Epsilon Yayınlarından çıkan Alacakaranlık 10. Yıl Özel kitabını görünce çok sevindim ve soluğu kitapçıda aldım. 2 kitabın birleşimi olan oldukça kalın bir kitap. İlk tarafı daha önce okuduğum Alacakaranlık iken arkası yeni bir versiyon olan Yaşam ve Ölüm.

Aslında okunacak kitaplar listemdeki kitaplar bitene kadar yeni kitap almama kararım vardı ama bu kitabı görünce dayanamadım ve 10 yılın hatrına araya sıkıştırabilirim diye düşündüm. Bildiğiniz gibi aslında Doktor Who 11 Doktor 11 Öykü'yü okuyorum şu anda ama 5. Öyküye başlamadan önce araya Yaşam ve Ölüm'ü sıkıştırmayı başardım.

Buradan sonrası ağır miktarda SPOİLER içermektedir.

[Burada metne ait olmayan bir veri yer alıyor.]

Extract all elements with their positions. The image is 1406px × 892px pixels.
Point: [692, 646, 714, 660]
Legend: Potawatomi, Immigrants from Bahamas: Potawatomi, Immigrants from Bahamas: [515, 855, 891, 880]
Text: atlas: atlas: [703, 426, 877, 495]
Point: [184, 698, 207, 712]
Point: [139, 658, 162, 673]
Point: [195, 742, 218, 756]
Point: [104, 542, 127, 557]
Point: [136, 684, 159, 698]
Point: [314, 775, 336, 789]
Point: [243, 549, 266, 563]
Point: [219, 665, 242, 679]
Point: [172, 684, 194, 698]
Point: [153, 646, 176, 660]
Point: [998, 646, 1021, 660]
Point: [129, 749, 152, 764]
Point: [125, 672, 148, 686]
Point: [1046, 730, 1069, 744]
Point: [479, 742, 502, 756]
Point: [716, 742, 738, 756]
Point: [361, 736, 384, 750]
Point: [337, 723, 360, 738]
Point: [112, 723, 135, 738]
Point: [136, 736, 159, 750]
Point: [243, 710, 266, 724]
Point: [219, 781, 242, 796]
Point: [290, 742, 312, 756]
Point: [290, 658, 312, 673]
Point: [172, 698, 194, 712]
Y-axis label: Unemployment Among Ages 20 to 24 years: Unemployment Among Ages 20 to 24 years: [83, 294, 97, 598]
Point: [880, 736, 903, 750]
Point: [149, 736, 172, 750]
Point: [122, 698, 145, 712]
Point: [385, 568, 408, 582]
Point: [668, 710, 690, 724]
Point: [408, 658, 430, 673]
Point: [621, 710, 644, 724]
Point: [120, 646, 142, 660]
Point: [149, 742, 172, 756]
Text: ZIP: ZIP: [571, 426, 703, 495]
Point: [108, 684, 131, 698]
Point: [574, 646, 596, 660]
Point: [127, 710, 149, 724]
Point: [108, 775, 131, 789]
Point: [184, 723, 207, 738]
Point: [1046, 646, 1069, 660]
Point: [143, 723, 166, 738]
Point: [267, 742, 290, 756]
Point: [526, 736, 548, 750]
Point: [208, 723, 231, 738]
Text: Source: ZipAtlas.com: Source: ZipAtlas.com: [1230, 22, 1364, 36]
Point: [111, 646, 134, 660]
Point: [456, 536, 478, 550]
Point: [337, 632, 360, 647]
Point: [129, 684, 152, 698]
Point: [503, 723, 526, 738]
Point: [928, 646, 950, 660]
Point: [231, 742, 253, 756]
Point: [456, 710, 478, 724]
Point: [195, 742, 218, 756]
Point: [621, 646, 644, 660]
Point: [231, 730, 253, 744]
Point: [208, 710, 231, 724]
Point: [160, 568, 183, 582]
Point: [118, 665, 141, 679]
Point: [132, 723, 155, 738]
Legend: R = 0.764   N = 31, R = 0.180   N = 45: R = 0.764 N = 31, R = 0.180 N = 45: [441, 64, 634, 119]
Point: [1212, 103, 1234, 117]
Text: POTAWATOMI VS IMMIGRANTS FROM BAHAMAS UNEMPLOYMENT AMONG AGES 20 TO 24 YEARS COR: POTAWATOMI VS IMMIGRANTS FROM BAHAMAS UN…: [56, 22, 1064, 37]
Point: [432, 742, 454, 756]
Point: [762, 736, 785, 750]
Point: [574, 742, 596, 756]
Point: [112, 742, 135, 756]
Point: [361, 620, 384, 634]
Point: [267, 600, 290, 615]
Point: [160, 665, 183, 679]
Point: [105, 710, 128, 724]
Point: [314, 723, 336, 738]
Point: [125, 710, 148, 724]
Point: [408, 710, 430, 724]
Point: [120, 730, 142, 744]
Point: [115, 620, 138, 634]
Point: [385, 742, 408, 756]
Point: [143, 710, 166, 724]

Gelelim kitaba. Uzun zamandır Midnight Sun'u beklediğim için sadece bir yeni versiyon olduğunu duyunca şaşırdım. Ama seriyi o kadar seviyorum ki tabii ki merak içerisinde okudum. Dikkat! kitapta bütün karakterlerin cinsiyeti değişiyor. Kitabın en büyük numarası bu hatta tek numarası bu da diyebilirim. İnsan esas kızımız Bella gitmiş yerine insan esas erkeğimiz Beau gelmiş. Vampir esas erkeğimiz Edward gitmiş yerine vampir esas kızımız Edythe gelmiş. Sadece baş karakterler değil kitaptaki tüm kadın karakterler erkek, erkek karakterler kadın olmuş (Charlie ve Renee hariç) Fikir güzel zayıf insan tarafın erkek karakter güçlü vampir tarafın kadın karakter olma fikrini sevdim ben ama kitabı okumaya başladığımda açıkçası biraz hayal kırıklığı yaşadım.

Özellikle ilk bölümler hikaye beni bir türlü sarmadı. Nedenini pek anlayamadım normalde Bella'nın ağzından okuduğum bu akşam Charlie'ye ne yemek yapsam düşüncelerini Beau ile özdeşleştiremedim. İlk bölümler o kadar kızsal melodramlar içeriyordu ki belkide erkek karakterle özleşleştiremedim bu durumu ve keşke bu versiyonda hikaye yine kız karakterin ağzından yani Edythe tarafından anlatılsaydı diye düşündüm. Yazar Stephen Meyer önsözde 10. yıl için planlar yapılmaya başlandığında yeni bir kitap yazmaya zaman olmadığından bahsediyor. O yüzden belki bunu yapmak için yeterli vakti yoktu ama yıllar oldu yaa. Stephen Meyer'e sitemlerimi sunuyorum. (kendisinin ne kadar umrunda olur bilemem ama) Ne demek vakit yok. En son kitap çıktığından beri kaç yıl geçti. Midnight Sun'dan ümidini kesti artık insanlar kitap ortada yok. Neyse ben sitemlerime daha sonra devam ederim kitaptan bahsetmeye devam edeyim.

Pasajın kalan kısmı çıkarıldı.